Kolejne tygodnie przygotowań mijały bardzo szybko i dzień zawodów nareszcie się zbliżał.
Podczas trasy do Zurichu w mediach aż huczało od pogodowych prognoz - nadchodziły upały do 38 stopni Celsjusza. Kolejną informacją, która dodała pikanterii był e-mail od organizatorów o zakazie używanie pianek pływackich (regulamin zabrania używania strojów tego typu przy temperaturze wody powyżej 24,5 st. C.) Dla wyjaśnienia - pianka triathlonowa poprawia pozycję zawodnika w wodzie, zwiększa wyporność, pozwala szybciej płynąć, a co najważniejsze umożliwia ograniczenie pracy nóg do minimum oszczędzając zapasy energii na rower i bieg.
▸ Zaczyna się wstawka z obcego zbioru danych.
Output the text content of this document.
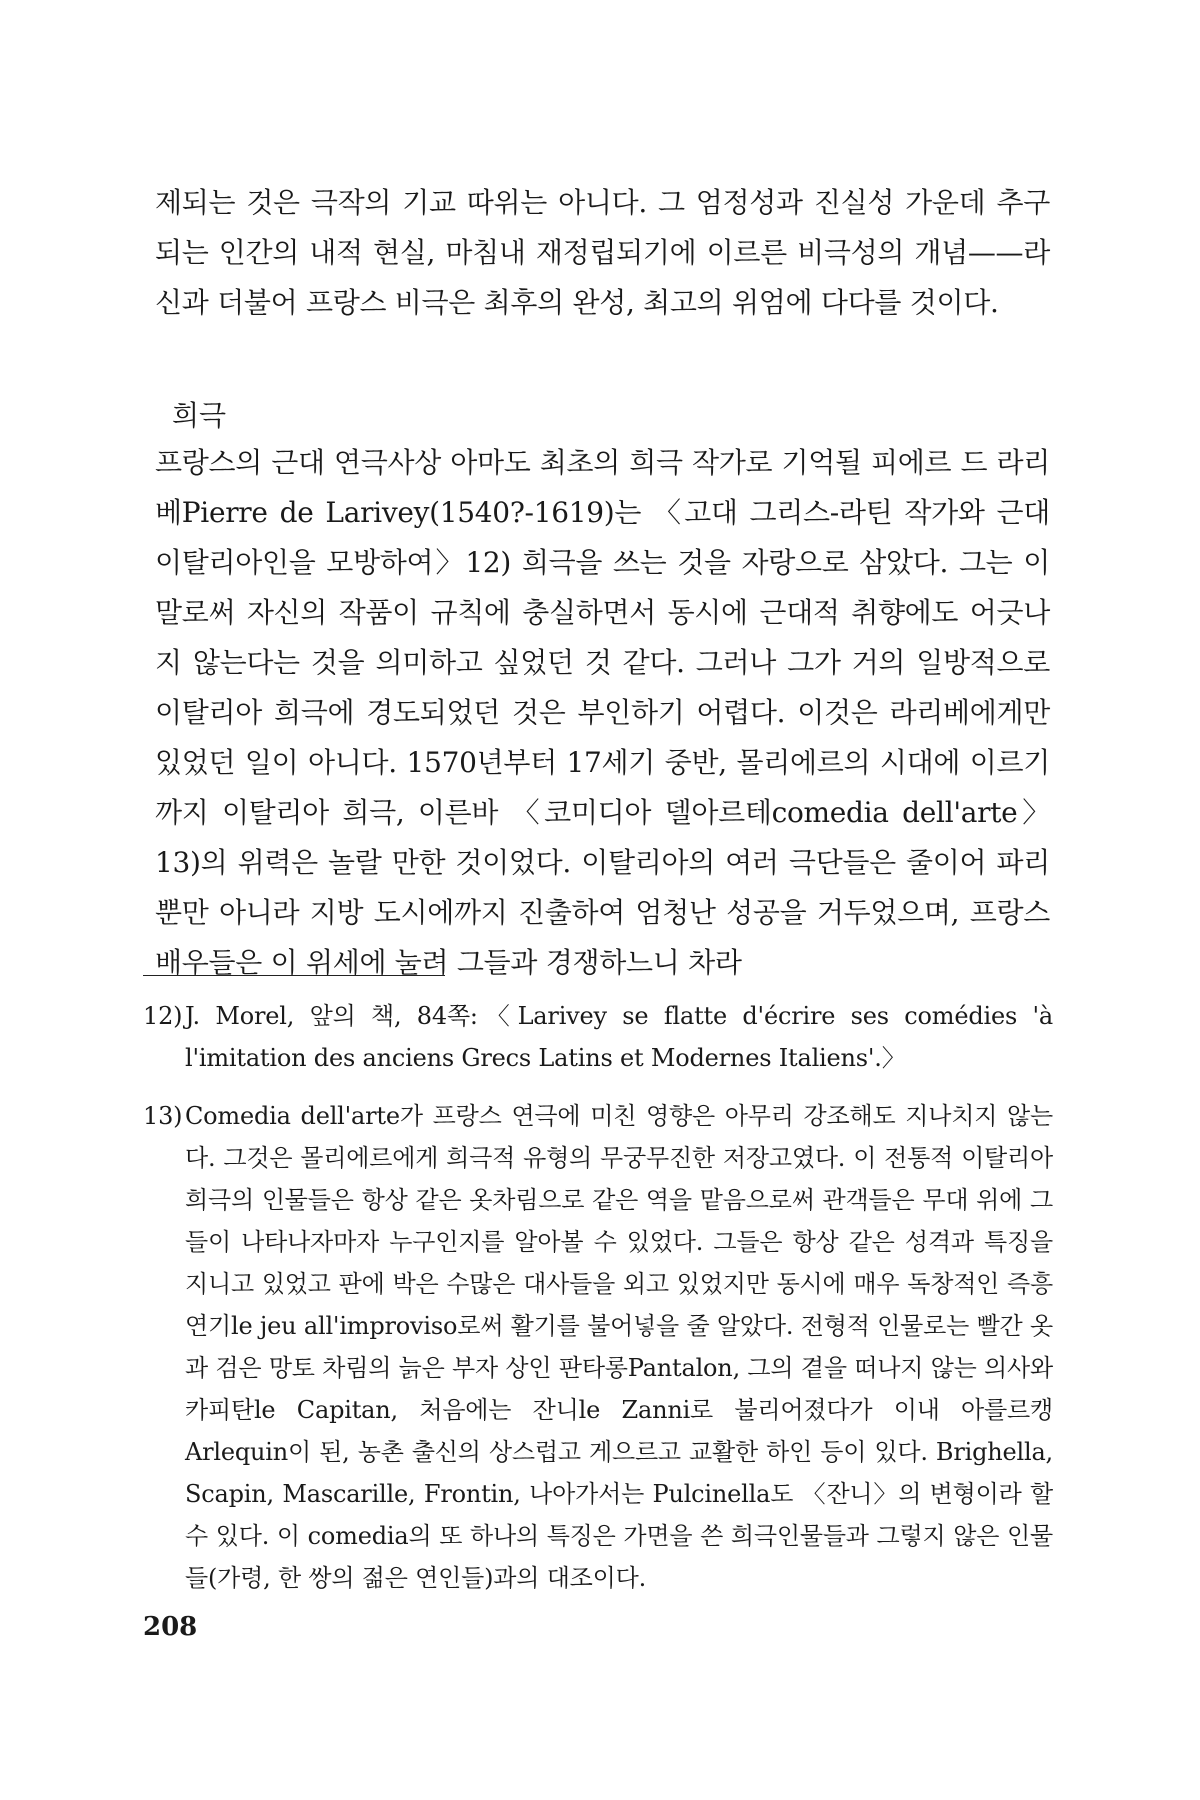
제되는 것은 극작의 기교 따위는 아니다. 그 엄정성과 진실성 가운데 추구되는 인간의 내적 현실, 마침내 재정립되기에 이르른 비극성의 개념——라신과 더불어 프랑스 비극은 최후의 완성, 최고의 위엄에 다다를 것이다.

희극

프랑스의 근대 연극사상 아마도 최초의 희극 작가로 기억될 피에르 드 라리베Pierre de Larivey(1540?-1619)는 〈고대 그리스-라틴 작가와 근대 이탈리아인을 모방하여〉12) 희극을 쓰는 것을 자랑으로 삼았다. 그는 이 말로써 자신의 작품이 규칙에 충실하면서 동시에 근대적 취향에도 어긋나지 않는다는 것을 의미하고 싶었던 것 같다. 그러나 그가 거의 일방적으로 이탈리아 희극에 경도되었던 것은 부인하기 어렵다. 이것은 라리베에게만 있었던 일이 아니다. 1570년부터 17세기 중반, 몰리에르의 시대에 이르기까지 이탈리아 희극, 이른바 〈코미디아 델아르테comedia dell'arte〉13)의 위력은 놀랄 만한 것이었다. 이탈리아의 여러 극단들은 줄이어 파리뿐만 아니라 지방 도시에까지 진출하여 엄청난 성공을 거두었으며, 프랑스 배우들은 이 위세에 눌려 그들과 경쟁하느니 차라

12) J. Morel, 앞의 책, 84쪽:〈Larivey se flatte d'écrire ses comédies 'à l'imitation des anciens Grecs Latins et Modernes Italiens'.〉

13) Comedia dell'arte가 프랑스 연극에 미친 영향은 아무리 강조해도 지나치지 않는다. 그것은 몰리에르에게 희극적 유형의 무궁무진한 저장고였다. 이 전통적 이탈리아 희극의 인물들은 항상 같은 옷차림으로 같은 역을 맡음으로써 관객들은 무대 위에 그들이 나타나자마자 누구인지를 알아볼 수 있었다. 그들은 항상 같은 성격과 특징을 지니고 있었고 판에 박은 수많은 대사들을 외고 있었지만 동시에 매우 독창적인 즉흥 연기le jeu all'improviso로써 활기를 불어넣을 줄 알았다. 전형적 인물로는 빨간 옷과 검은 망토 차림의 늙은 부자 상인 판타롱Pantalon, 그의 곁을 떠나지 않는 의사와 카피탄le Capitan, 처음에는 잔니le Zanni로 불리어졌다가 이내 아를르캥Arlequin이 된, 농촌 출신의 상스럽고 게으르고 교활한 하인 등이 있다. Brighella, Scapin, Mascarille, Frontin, 나아가서는 Pulcinella도 〈잔니〉의 변형이라 할 수 있다. 이 comedia의 또 하나의 특징은 가면을 쓴 희극인물들과 그렇지 않은 인물들(가령, 한 쌍의 젊은 연인들)과의 대조이다.

208
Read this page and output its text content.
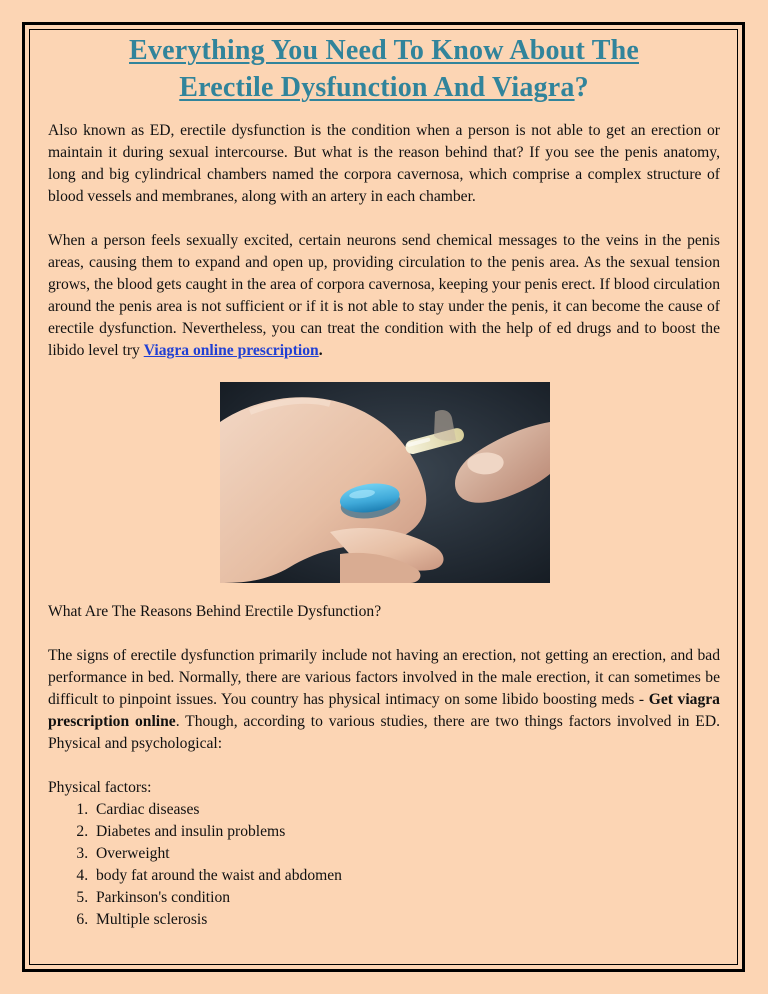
Everything You Need To Know About The
Erectile Dysfunction And Viagra?

Also known as ED, erectile dysfunction is the condition when a person is not able to get an erection or maintain it during sexual intercourse. But what is the reason behind that? If you see the penis anatomy, long and big cylindrical chambers named the corpora cavernosa, which comprise a complex structure of blood vessels and membranes, along with an artery in each chamber.

When a person feels sexually excited, certain neurons send chemical messages to the veins in the penis areas, causing them to expand and open up, providing circulation to the penis area. As the sexual tension grows, the blood gets caught in the area of corpora cavernosa, keeping your penis erect. If blood circulation around the penis area is not sufficient or if it is not able to stay under the penis, it can become the cause of erectile dysfunction. Nevertheless, you can treat the condition with the help of ed drugs and to boost the libido level try Viagra online prescription.

What Are The Reasons Behind Erectile Dysfunction?

The signs of erectile dysfunction primarily include not having an erection, not getting an erection, and bad performance in bed. Normally, there are various factors involved in the male erection, it can sometimes be difficult to pinpoint issues. You country has physical intimacy on some libido boosting meds - Get viagra prescription online. Though, according to various studies, there are two things factors involved in ED. Physical and psychological:

Physical factors:

1. Cardiac diseases
2. Diabetes and insulin problems
3. Overweight
4. body fat around the waist and abdomen
5. Parkinson's condition
6. Multiple sclerosis
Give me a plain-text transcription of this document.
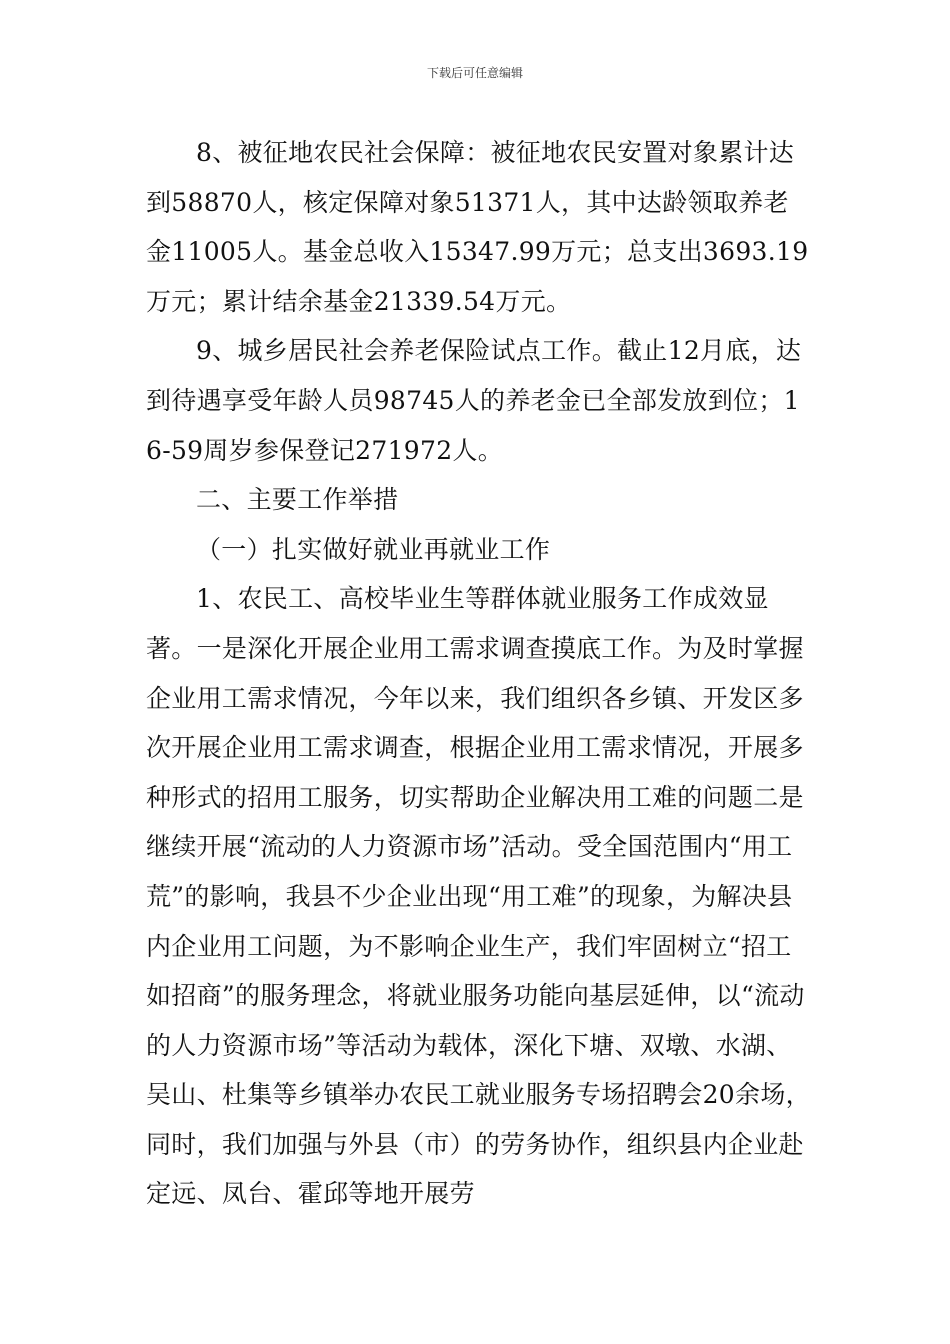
下载后可任意编辑

8、被征地农民社会保障：被征地农民安置对象累计达到58870人，核定保障对象51371人，其中达龄领取养老金11005人。基金总收入15347.99万元；总支出3693.19万元；累计结余基金21339.54万元。

9、城乡居民社会养老保险试点工作。截止12月底，达到待遇享受年龄人员98745人的养老金已全部发放到位；16-59周岁参保登记271972人。

二、主要工作举措

（一）扎实做好就业再就业工作

1、农民工、高校毕业生等群体就业服务工作成效显著。一是深化开展企业用工需求调查摸底工作。为及时掌握企业用工需求情况，今年以来，我们组织各乡镇、开发区多次开展企业用工需求调查，根据企业用工需求情况，开展多种形式的招用工服务，切实帮助企业解决用工难的问题二是继续开展“流动的人力资源市场”活动。受全国范围内“用工荒”的影响，我县不少企业出现“用工难”的现象，为解决县内企业用工问题，为不影响企业生产，我们牢固树立“招工如招商”的服务理念，将就业服务功能向基层延伸，以“流动的人力资源市场”等活动为载体，深化下塘、双墩、水湖、吴山、杜集等乡镇举办农民工就业服务专场招聘会20余场，同时，我们加强与外县（市）的劳务协作，组织县内企业赴定远、凤台、霍邱等地开展劳
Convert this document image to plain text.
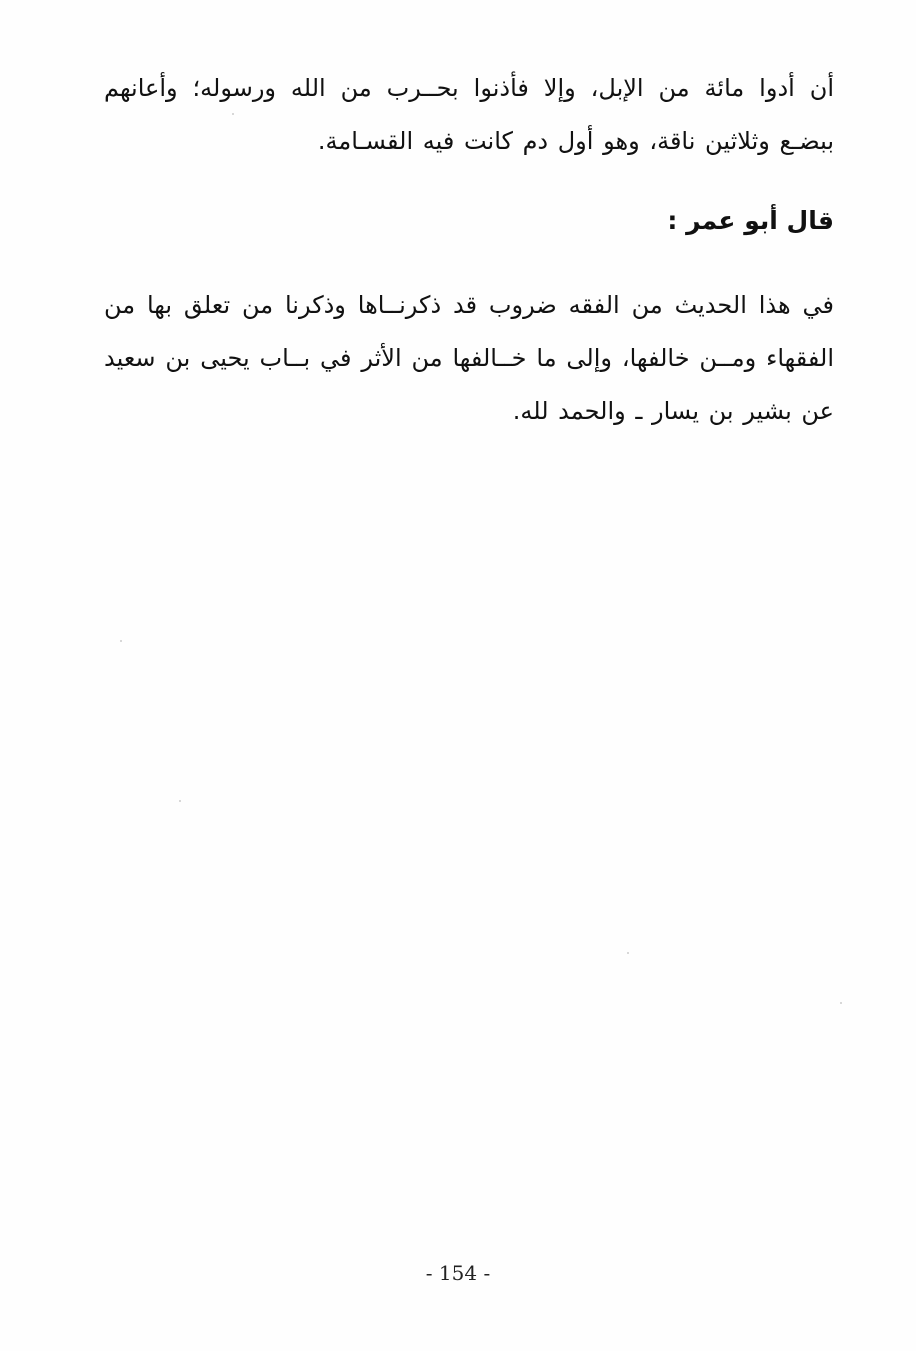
أن أدوا مائة من الإبل، وإلا فأذنوا بحــرب من الله ورسوله؛ وأعانهم ببضـع وثلاثين ناقة، وهو أول دم كانت فيه القسـامة.

قال أبو عمر :

في هذا الحديث من الفقه ضروب قد ذكرنــاها وذكرنا من تعلق بها من الفقهاء ومــن خالفها، وإلى ما خــالفها من الأثر في بــاب يحيى بن سعيد عن بشير بن يسار ـ والحمد لله.

- 154 -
Szwajcarski wyścig odbywa się według kolejności:
1. pływanie w dwóch pętlach po 1900m,
2. strefa zmian T1(ubieramy ekwipunek rowerowy),
3. dwa okrążenia rowerowe po 90km,
4. strefa zmian T2 (zakładamy buty biegowe ),
5. maraton w czterech pętlach po ok 10km.
W przeddzień zawodów trzeba się zarejestrować, odebrać "chip" - urządzenie zakładane na lewą nogę mierzące czas zawodników w punktach pomiarowych. Ponadto odstawić rower do strefy zmian T1 i przygotować rzeczy w strefie T2.
Dnia 28.07.2013 punktualnie o godz. 7 rano, na plaży Zurich See, dźwięk syreny dał sygnał dwóm i pół tysiąca zawodników i zawodniczek do startu. Na pływaniu pierwsza pętla - istne zapasy, "chłopaki nie głaskali się po żółtych czepkach :)" kilkanaście razy podtopiony, łapiąc nerwowo oddech powoli przyzwyczajałem się do kopniaków w okularki pływackie i wciągania za nogi pod wodę. W głowie kłębiły się różne myśli: dziesiątki godzin ciężkich treningów na basenie, rodzina, wszyscy śledzący moje poczynania przed komputerem. Nagle w głowie pojawia się zdjęcie moich kolegów z pogotowia z Kępna trzymających transparent "Daj-jesz Lepa" Czas przełamać pierwszy kryzys! Po 200 m "żabką" zaczynam płynąć jak trzeba. Łapię oddech "co trzy", odpowiedni rytm i wiem że pływanie jest moje.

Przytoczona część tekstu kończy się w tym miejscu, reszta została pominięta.